L’amour et les coups

Les relations des hommes et des femmes sont analysées ou racontées dans une symbolique mortifère dans laquelle les coups et les caresses sont interchangeables. Les caresses sont des coups comme les autres. Mes séances de lutte, film de Doillon et la Vénus à la fourrure de Polanski. Il faut punir les hommes d'avoir tellement de désir sexuel que le compagnonnage amoureux n'y suffit pas toujours, sans compter les périodes de solitude.
Les seuls qui sont du côté de l'amour, ce sont les homosexuels, qui ont maintenant le mariage pour tous. Ceux qui en sont encore au mariage pour quelques uns subissent une condamnation sévère et permanente, répétitive, devant laquelle ils n'ont d'autre possibilité que de se taire.
En même temps que le discours publié estime que l'amour est une guerre et que l'homme vainqueur par nature doit être vaincu dans le droit et dans la société, nos contemporains ont, heureusement, une toute autre perception, de toutes autres pratiques, de tout autres discours qui ne trouve pas place publique.
Dans mes séances de lutte, une jeune femme qui vient de perdre son père va chaque jour chez un homme avec qui elle a failli avoir une liaison. Le scénario est assez compliqué, il est complètement littéraire, pour être plus précis. Il fonctionne dans les termes par lesquels il passe, par les termes qu'il emploie. Hors de ces termes, il est difficilement compréhensible. Cette femme et cet homme vont, sur son injonction à elle, tâcher de retrouver les conditions, l'ambiance de cette nuit où elle s'est présentée à la porte de sa chambre vêtue d'un simple T-shirt, sans qu'il tente de faire l'amour avec elle. Il a bien fait. Les femmes ont dans les mains une arme redoutable : le consentement. Bien des femmes consentantes ne se souviennent pas de l'avoir été. La femme est crue et l'homme est cuit : case prison. Ce n'est pas évoqué dans le film. Cependant, l'attitude provocante de la femme n'est pas explicite et la demande de sexe, de caresses, de jouissance n'est pas verbalisée. Par les temps qui courent, homme, abstiens-toi, cela vaut mieux.

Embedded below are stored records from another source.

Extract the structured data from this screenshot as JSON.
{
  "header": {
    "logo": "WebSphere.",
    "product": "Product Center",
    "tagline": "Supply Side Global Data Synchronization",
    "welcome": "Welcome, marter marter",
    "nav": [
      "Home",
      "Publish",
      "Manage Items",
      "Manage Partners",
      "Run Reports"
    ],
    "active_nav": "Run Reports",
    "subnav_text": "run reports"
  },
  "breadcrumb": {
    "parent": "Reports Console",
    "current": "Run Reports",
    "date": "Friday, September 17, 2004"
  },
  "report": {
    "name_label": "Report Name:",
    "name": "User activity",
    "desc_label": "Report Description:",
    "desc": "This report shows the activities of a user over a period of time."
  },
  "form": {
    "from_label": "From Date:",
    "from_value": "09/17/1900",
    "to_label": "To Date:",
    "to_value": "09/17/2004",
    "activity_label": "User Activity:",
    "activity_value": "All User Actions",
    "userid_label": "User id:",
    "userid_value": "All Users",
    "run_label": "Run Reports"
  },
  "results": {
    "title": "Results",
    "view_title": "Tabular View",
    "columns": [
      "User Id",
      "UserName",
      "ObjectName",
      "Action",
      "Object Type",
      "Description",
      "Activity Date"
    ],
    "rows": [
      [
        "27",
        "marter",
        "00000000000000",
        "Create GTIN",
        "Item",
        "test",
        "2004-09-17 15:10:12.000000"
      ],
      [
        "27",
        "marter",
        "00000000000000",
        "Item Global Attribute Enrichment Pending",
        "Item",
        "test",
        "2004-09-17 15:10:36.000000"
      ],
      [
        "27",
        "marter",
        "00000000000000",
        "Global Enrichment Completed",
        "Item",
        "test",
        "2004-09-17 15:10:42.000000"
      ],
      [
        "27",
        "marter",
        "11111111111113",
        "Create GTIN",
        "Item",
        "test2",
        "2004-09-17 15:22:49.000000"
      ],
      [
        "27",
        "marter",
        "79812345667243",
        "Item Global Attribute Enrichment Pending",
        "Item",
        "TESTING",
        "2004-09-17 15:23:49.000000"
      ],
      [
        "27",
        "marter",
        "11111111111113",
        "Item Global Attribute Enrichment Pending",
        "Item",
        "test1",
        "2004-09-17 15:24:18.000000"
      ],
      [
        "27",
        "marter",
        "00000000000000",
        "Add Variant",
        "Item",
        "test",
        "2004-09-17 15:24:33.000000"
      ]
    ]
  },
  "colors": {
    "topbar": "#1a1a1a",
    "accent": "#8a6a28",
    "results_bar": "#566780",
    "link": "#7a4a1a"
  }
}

Donc la fille revient chercher ce point qui aurait pu être originel et qui ne l'a pas été. S'ensuivent des bagarres... genre ceux qui ne savent pas se battre, cour de récréation. L'homme ne met pas toute sa force. Sans quoi cela durerait peu. Là aussi, prudence bienvenue. Plus ils se battent, moins ils s'habillent pour se battre. Ils vont dans un pré, et même dans la boue (comme on voit sur l'affiche). Ils en arrivent à l'amour. Bon. Le chemin a été plutôt long et inutilement tortueux.
La femme dit ce que lui fait cet amour. C'est un bon moment, même un très bon moment. Mais on est loin de l'idée que l'homme qui lui procure ce plaisir mérite d'être traité avec douceur.
La Vénus à fourrure est un film didactique très dans l'air du temps : en mettant du rouge à lèvres à un homme, on en fait une femme acceptable. L'habit fait le sexe, il n'y a pas de sexe véritable. Tout est genre. Ce mot genre que prononce abondamment Emmanuelle Seigner. Autre air du temps : l'amour, c'est la dépendance ; et la dépendance véritable ne peut s'exprimer et se ressentir que dans des actes négatifs, qui humilient et font mal, qui vainquent (rendent vaincu). Les liens (ne parle-t-on pas de lien amoureux ?) Et les coups ! Nous y revoilà !
Les « niveaux » se mélangent. On passe de la scène (une audition) à des rapports sado-masos dans lesquels l'homme est dominé... Mais dans l'audition, la comédienne en principe auditionnée arrive à diriger le metteur en scène, en principe décideur, dont elle dépend, donc.
Quand, dans la pièce à jouer, la Vénus cesse d'être maîtresse et se soumet, oh miracle ! c'est l'homme tout-à-coup qui incarne la femme avec son rouge à lèvres et qui se retrouve attaché à un cactus de carton pâte, extrêmement phallique, mais qui aura été plusieurs fois pris pour Aphrodite.
L'amour est une lutte comme les autres, les coups sont des caresses comme les autres. Il fut un temps où on disait : « Faites l'amour, pas la guerre ». Maintenant, on dit que l'amour est une guerre comme les autres, que le vainqueur est connu d'avance (l'homme), qu'il faut donc le punir d'avance.
Il est urgent de retrouver une joie de vivre et de s'aimer plus près de ce que nous sommes vraiment, nous, les hommes et les femmes : une humanité, une, en deux corps nécessaires pour pérenniser cette humanité, dans des actes de plaisir et d'entente qui sont des secondes d'éternité. A bafouer notre être ainsi, dans ce mental de confusion, c'est notre humanité que nous mettons en danger.